Because Polyomavirus is the only vaccine available for parrots, it’s important that you do your best to keep them safe and protected from illnesses and disease.
Here are some tips to help keep your parrot healthy:
Have your parrot checked out by a veterinarian when you bring them home.
Parrots should always have a checkup before they are brought into your home, especially if you have other parrots living with you.
Parrots can easily be carriers of a disease or illness without having any symptoms, thereby putting other parrots at risk of contracting it from them.
Keep your parrots distanced from other parrots and birds.
As we just mentioned, many diseases and illnesses can be carried without symptoms and another bird can be infected without their owner even realizing it.
The best way to keep your parrot protected from diseases that are spread is by keeping them distanced from other unknown birds.
Disinfect your parrots surfaces regularly.
If your parrot is sharing a space with another bird, be sure to disinfect surfaces regularly.

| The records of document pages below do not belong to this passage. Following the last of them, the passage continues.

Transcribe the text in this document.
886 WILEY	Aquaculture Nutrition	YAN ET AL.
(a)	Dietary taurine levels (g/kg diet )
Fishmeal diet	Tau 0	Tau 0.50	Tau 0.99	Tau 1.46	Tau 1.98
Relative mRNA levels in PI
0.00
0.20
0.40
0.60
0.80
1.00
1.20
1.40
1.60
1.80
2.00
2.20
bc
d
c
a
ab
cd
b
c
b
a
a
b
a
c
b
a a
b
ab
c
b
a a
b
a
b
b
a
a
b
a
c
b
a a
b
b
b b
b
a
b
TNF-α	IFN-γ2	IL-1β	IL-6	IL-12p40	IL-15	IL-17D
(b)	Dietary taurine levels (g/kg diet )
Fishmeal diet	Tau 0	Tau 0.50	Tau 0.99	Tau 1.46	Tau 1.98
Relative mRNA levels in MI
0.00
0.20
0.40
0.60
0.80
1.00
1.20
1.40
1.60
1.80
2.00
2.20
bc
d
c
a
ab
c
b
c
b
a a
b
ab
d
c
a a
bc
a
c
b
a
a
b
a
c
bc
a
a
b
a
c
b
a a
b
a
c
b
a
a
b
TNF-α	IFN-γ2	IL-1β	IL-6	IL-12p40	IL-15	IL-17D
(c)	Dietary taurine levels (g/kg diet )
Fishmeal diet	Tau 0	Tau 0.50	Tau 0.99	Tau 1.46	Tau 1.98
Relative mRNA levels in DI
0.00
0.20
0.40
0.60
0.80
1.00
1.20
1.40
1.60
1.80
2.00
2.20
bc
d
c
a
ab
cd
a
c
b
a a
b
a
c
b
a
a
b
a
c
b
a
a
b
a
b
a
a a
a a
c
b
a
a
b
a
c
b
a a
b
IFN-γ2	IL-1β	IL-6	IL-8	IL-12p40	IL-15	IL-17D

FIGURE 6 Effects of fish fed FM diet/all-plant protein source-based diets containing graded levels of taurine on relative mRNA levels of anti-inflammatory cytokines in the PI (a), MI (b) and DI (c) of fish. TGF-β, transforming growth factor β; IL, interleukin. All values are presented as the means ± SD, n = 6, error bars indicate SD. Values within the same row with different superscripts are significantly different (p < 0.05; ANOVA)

This can help to reduce viral contamination.
Take your parrot for regular veterinarian checkups.
Putting your parrot on a regular checkup schedule with a veterinarian is of utmost importance for keeping them healthy.
Not only will veterinarians be able to test for different illnesses or diseases, but they can also provide you with advice for prevention measures based on your particular situation and environment.
In conclusion, there is only one vaccination currently available for parrots and that is the Polyomavirus vaccination.
To date, there is no evidence that this vaccination is effective, and if your parrot is not in close contact with other birds then the vaccination doesn’t really hold a purpose.
This vaccine is only recommended if you have multiple parrots, if you are breeding parrots, or if you intend to board your parrot.
If you live in a single parrot home, the Polyomavirus vaccine is not necessary.